When you schedule training time, also schedule follow up time. Follow up time should include a review at the end of the training day, and a review at the end of the training series. This way you can follow up with the trainee to ensure that they understand all of the information you want them to know.
Lastly, be prepared to answer questions. Encourage questions! This encourages your trainee to have curiosity about their job, and helps you to make sure they understand your content. If it is not appropriate for your trainee to ask a question at a particular time, ask them to write it down and ask you later. If you do not know the answer to a questions, tell them that you will find the answer and tell them later. By returning to them with the answer you will build rapport with them, and show that you care about what they want to learn.
Training as a System
The best training programs are iterative systems. This means that as time goes on people return to information to relearn it advancing to new stages of information as they master what they have learned.
We covered preparation in the last section so I won't belabor it here. The next five steps of the training system happen on the day of training.
The Introduction is when you explain what they will learn. An introduction helps the trainee understand what they will be expected to understand, and what new information they will have by the end of the training session or program. It is good to start a training program with an outline of everything that will be covered each day, so that the trainee can be prepared for the next steps.

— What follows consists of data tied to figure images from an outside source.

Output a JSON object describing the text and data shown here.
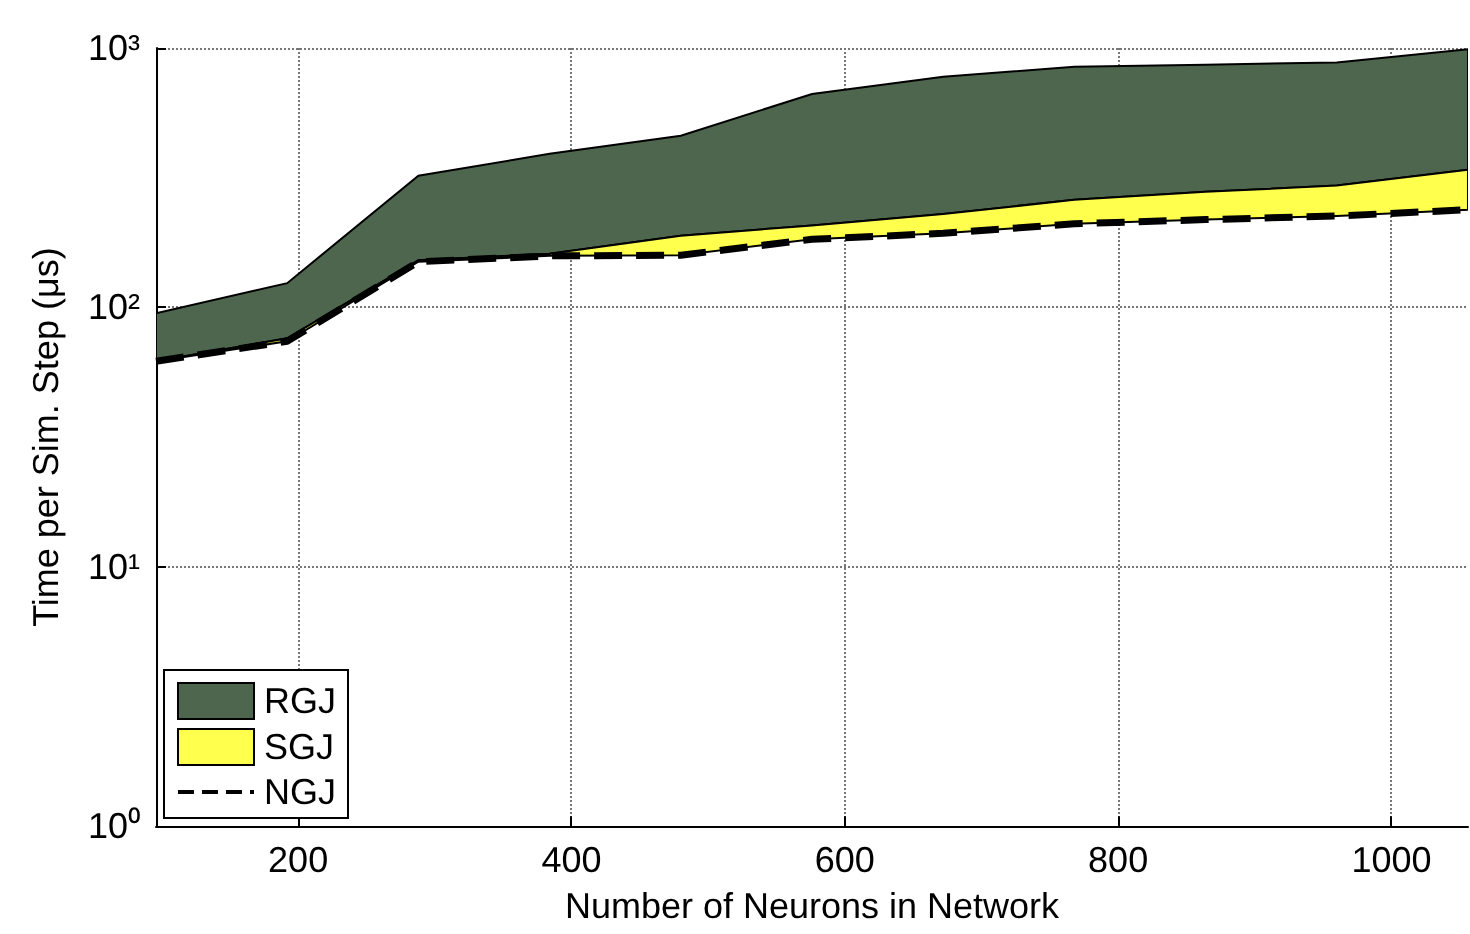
{
  "chart_data": {
    "type": "area",
    "xlabel": "Number of Neurons in Network",
    "ylabel": "Time per Sim. Step (μs)",
    "x": [
      96,
      192,
      288,
      384,
      480,
      576,
      672,
      768,
      864,
      960,
      1056
    ],
    "series": [
      {
        "name": "RGJ",
        "color": "#4d664d",
        "values": [
          95,
          124,
          322,
          391,
          459,
          665,
          775,
          847,
          862,
          880,
          990
        ]
      },
      {
        "name": "SGJ",
        "color": "#ffff4d",
        "values": [
          62,
          76,
          152,
          161,
          189,
          207,
          229,
          260,
          279,
          295,
          339
        ]
      },
      {
        "name": "NGJ",
        "type": "line",
        "color": "#000000",
        "line_style": "dashed",
        "marker": "none",
        "values": [
          62,
          74,
          150,
          158,
          159,
          183,
          193,
          210,
          218,
          225,
          238
        ]
      }
    ],
    "xlim": [
      96,
      1056
    ],
    "xticks": [
      200,
      400,
      600,
      800,
      1000
    ],
    "ylim": [
      1,
      1000
    ],
    "yticks": [
      {
        "value": 1,
        "label": "10⁰"
      },
      {
        "value": 10,
        "label": "10¹"
      },
      {
        "value": 100,
        "label": "10²"
      },
      {
        "value": 1000,
        "label": "10³"
      }
    ],
    "log": "y",
    "grid": true,
    "legend": "bottom left"
  }
}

The Explanation is when you share the information you want the trainee to learn. Explanations can be in person, a video, or in writing. The best explanations teach for all learning types incorporating visual, auditory and kinesthetic learning. This means the people see, hear and do what they are learning.
Controlled Practice is when you give the trainee an opportunity to practice new skills in a way that feels safe for them and for you. This may mean that they practice their new skill just with their trainer for a time, or that they have time on their own to learn before starting to interact with customers. In other situations it is best for trainees to start with customers right off the bat. In this type of situation a trainer is typically with them and answering questions as they come up. It is important that the trainee come into contact with as many difficult and unique situations as possible during controlled practice so that they can learn how to manage those situations. If the controlled practice is to simple it will not adequately prepare them for their work.
Free Practice happens after the trainee has gained a level of mastery in controlled practice. At this point the trainer steps back and allows the trainee to practice on their own. The trainer remains available to answer questions on an as-needed basis.
After all of these steps we move on to review. During this step the trainer checks in with the trainee to ensure that they have retained the most important information and answers any outstanding questions. It is important to note that we learn through repetition, and that we only remember about 10% of what we have learned after one week has passed. This means that trainers need to be comfortable repeating information and providing resources so that trainees can relearn things that they have forgotten.
The foundation of a good training program is the trainer's ability to develop rapport and a professional relationship with their trainee. This comes over time and as the trainer provides information & support, follows through with promises and holds the trainee to expectations.
A great coach allows time for practice. People need time to practice new skills to get them right. We need time to make mistakes and figure out our own ways of doing things. We need to stumble and fall and have the opportunity to get back up again and figure out how to avoid those pitfalls on our own. If we aren't able to learn through practice, we need coaches who are able to help us learn by showing us examples, eliciting information from us (a technique to get trainees to give you information rather than telling them) and telling stories to reaffirm topics already covered.
As trainees gain proficiency over information it is important to continue to provide them with more advanced information over time. This keeps people engaged and interested in their work and shows that you see their progress. In order to facilitate proficiency the trainer can review challenging or difficult topics. This way staff can get extra help on items where they need it, and can move on from the topics that they have already mastered.
With the killing of George Floyd and the protests happening around the world in support of fairness for all people, I felt like June 2020 was a good month to focus on equity in our organizations. Many people felt a responsibility to do something at this time, but were not sure what exactly to do. Fortunately each of us has a sphere of influence in our businesses and organizations where we can implement practices locally that create positive change regionally, nationally and globally.
In this series we focused on four areas of our companies where we may have made decisions by default rather than through careful decision. Many times we create systems of inequity through our reaction and inaction, rather than willfully. This month we will look at hiring practices, compensation, training and corrective action planning. The goal is to see what is there, what has already been created, and to see how we may adjust these systems to create more equity for our employees.